The performance improvement is small but noticeable. Let’s try now with more models and the StackingRegressor class. We keep a linear regressor for the meta model.

from sklearn.ensemble import RandomForestRegressor, GradientBoostingRegressor, StackingRegressor
from sklearn.linear_model import Ridge, Lasso, ElasticNet
from sklearn.svm import SVR

base_models = [
    ('ridge', Ridge()),
    # ('lasso', Lasso()),
    # ('elastic', ElasticNet(alpha=1.0, l1_ratio=0.5)),
    ('rf', RandomForestRegressor(n_estimators=100, random_state=42)),
    ('gb', GradientBoostingRegressor(n_estimators=100, random_state=42)),
    ('svr', SVR(kernel='rbf', C=1.0))
]
meta_model = LinearRegression()

for name, model in base_models:
    model.fit(X_train, y_train)
    y_pred = model.predict(X_test)
    
    rmse = np.sqrt(mean_squared_error(y_test, y_pred))
    mae = mean_absolute_error(y_test, y_pred)
    r2 = r2_score(y_test, y_pred)
        
    print(f"{name} model: RMSE = {rmse:.3f}, MAE = {mae:.3f}, R² = {r2:.3f}")

ridge model: RMSE = 0.746, MAE = 0.533, R² = 0.576
rf model: RMSE = 0.506, MAE = 0.328, R² = 0.805
gb model: RMSE = 0.542, MAE = 0.372, R² = 0.776
svr model: RMSE = 0.596, MAE = 0.398, R² = 0.729

stacking_reg = StackingRegressor(
    estimators=base_models,
    final_estimator=meta_model,
    cv=5,
    n_jobs=-1
)

stacking_reg.fit(X_train, y_train)
y_pred_stack = stacking_reg.predict(X_test)

rmse = np.sqrt(mean_squared_error(y_test, y_pred_stack))
mae = mean_absolute_error(y_test, y_pred_stack)
r2 = r2_score(y_test, y_pred_stack)

print(f"Stacking model: RMSE = {rmse:.3f}, MAE = {mae:.3f}, R² = {r2:.3f}")

Stacking model: RMSE = 0.500, MAE = 0.327, R² = 0.809

Here the improvement is a bit larger: while the MAE is as good as the random forest model, the RMSE is smaller and the $R^2$ is higher, showing the effect of stacking.

Some final notes:

if a single model achieves already a high $R^2$ (say above 0.85), then stacking will likely not help;
stacking is only useful with multiple, diverse base models, for example trees and neural networks.

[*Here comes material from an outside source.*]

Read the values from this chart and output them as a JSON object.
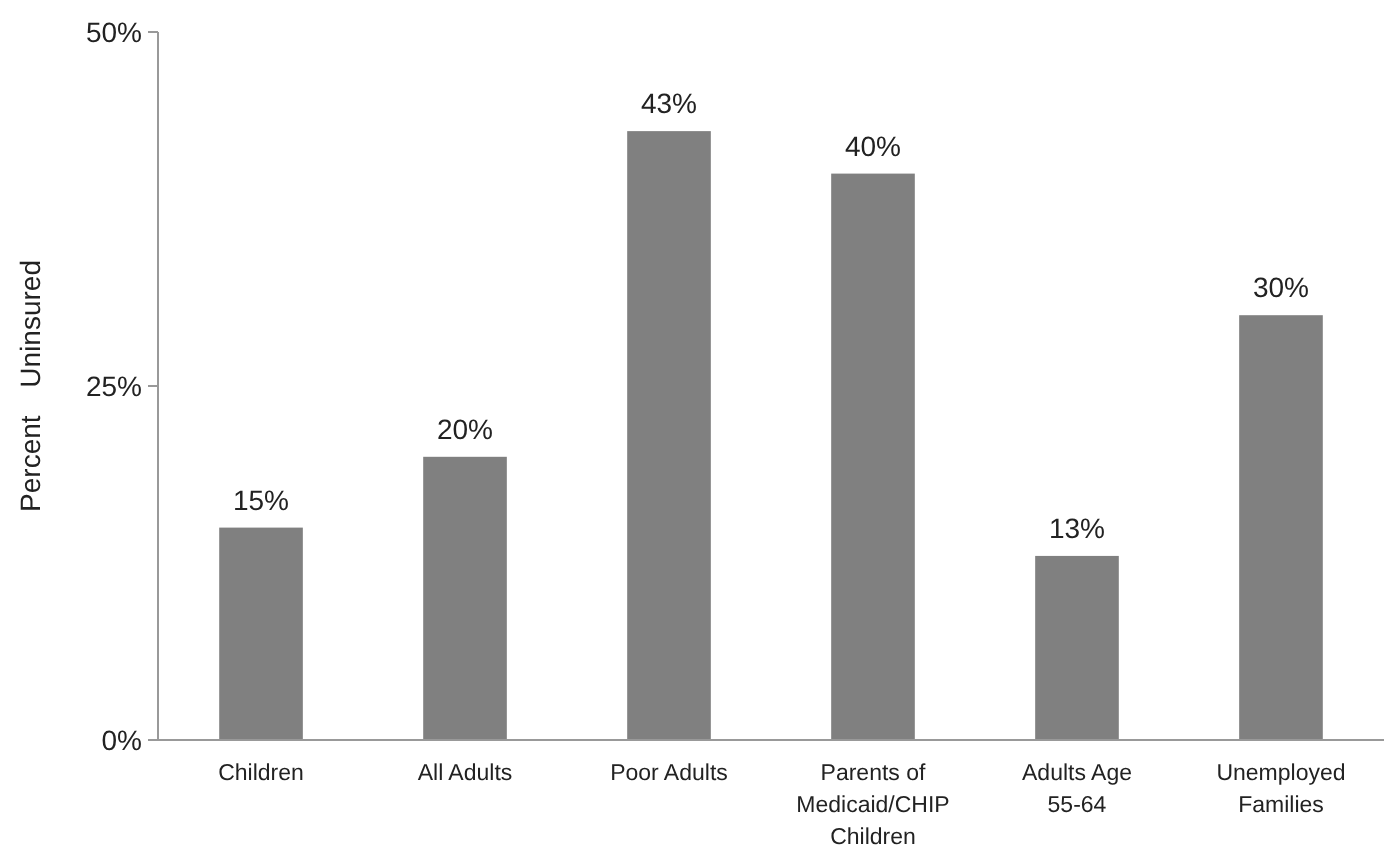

If you have just one model, focus on improving it directly (e.g., tuning, feature engineering) or use other ensemble methods like bagging or boosting;
for prediction, stacking requires to load up in memory more models. Memory consumption and evaluation time should be considered when performances are critical.